…А родись счастливой | страница 37



И охотник — вот зелень-то! — обернулся. Сафроныч в расстегнутой рубашке, со взбитыми ветром волосами смотрел с фотографии с плутоватой улыбкой, будто собирался сказать: «Жмёшь на газ, Стёпа? Быстро!» Чуть-чуть, самую малость тронула, остудила Дурандина фотография новопреставленного шефа, и пришлось переводить дух, остывать совсем, потому что Люба сиганула через диван к камину так, что он не поспел ухватить её за свитер, а у камина ей в одну руку попался телефон, а в другую — кочерга из витого латунного прутка. Какие три цифры выкрутились у неё на диске, она и сама не поняла, а трубка ответила.

— Минуту! — приказала ей Люба и присела на приступок камина спиной к жидкому огню догорающих головешек. Ноги — подарок ей от судьбы — тряслись от напряжения и плохо держали. Чтобы скрыть это от Степана, зажала в коленях терпеливо потрескивающую трубку.

— Волосы, гляди, припалишь, — переводя дух, сказал Дурандин.

— Не твоё дело. Что захочу, то и спалю, — отрезала Люба дрожащим голосом.

— За чем же красу-то такую палить?

Люба мотнула головой, перекинула волосы на грудь, наклонила в их сторону голову и, сбоку глядя на оплошавшего охотника, сказала:

— Шёл бы ты остудиться, а? Нужен будешь, позову, а полезешь ещё — этой штукой огрею. — Потрясла кочергой и положила рядом, под руку.

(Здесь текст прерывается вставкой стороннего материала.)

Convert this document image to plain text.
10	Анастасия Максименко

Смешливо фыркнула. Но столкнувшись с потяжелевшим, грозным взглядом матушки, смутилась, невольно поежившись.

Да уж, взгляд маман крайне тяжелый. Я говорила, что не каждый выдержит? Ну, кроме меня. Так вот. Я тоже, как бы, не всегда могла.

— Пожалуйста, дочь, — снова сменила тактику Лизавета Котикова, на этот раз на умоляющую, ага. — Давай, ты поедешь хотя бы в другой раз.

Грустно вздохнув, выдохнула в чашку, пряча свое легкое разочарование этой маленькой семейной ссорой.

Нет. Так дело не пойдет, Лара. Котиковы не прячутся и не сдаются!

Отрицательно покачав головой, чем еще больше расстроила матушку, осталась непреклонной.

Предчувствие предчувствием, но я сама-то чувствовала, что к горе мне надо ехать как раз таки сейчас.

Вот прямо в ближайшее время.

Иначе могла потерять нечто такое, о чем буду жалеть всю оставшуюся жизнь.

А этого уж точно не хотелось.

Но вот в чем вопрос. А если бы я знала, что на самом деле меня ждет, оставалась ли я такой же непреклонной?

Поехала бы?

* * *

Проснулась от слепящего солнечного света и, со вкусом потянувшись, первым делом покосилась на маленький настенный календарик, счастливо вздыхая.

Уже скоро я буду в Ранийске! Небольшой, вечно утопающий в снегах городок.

— Прости, если чего не так сделал, — колыхнул тяжёлой головой Степан. — Я разве зла хотел?

— А чего же ты «хотел»? — спросила Люба насмешливо.

Дурандин вяло пожал плечами и отвернулся к окну, совсем как бывало в школе, когда не знал, чего отвечать на докучливые вопросы учительницы. А на такой вопрос чего ответишь? Хотел, чего все хотят. Сама крутится перед носом, как сучка течная, — обалдеешь.

— Чего сделаешь-то? — проговорил он трудно. — Я без тебя не могу больше.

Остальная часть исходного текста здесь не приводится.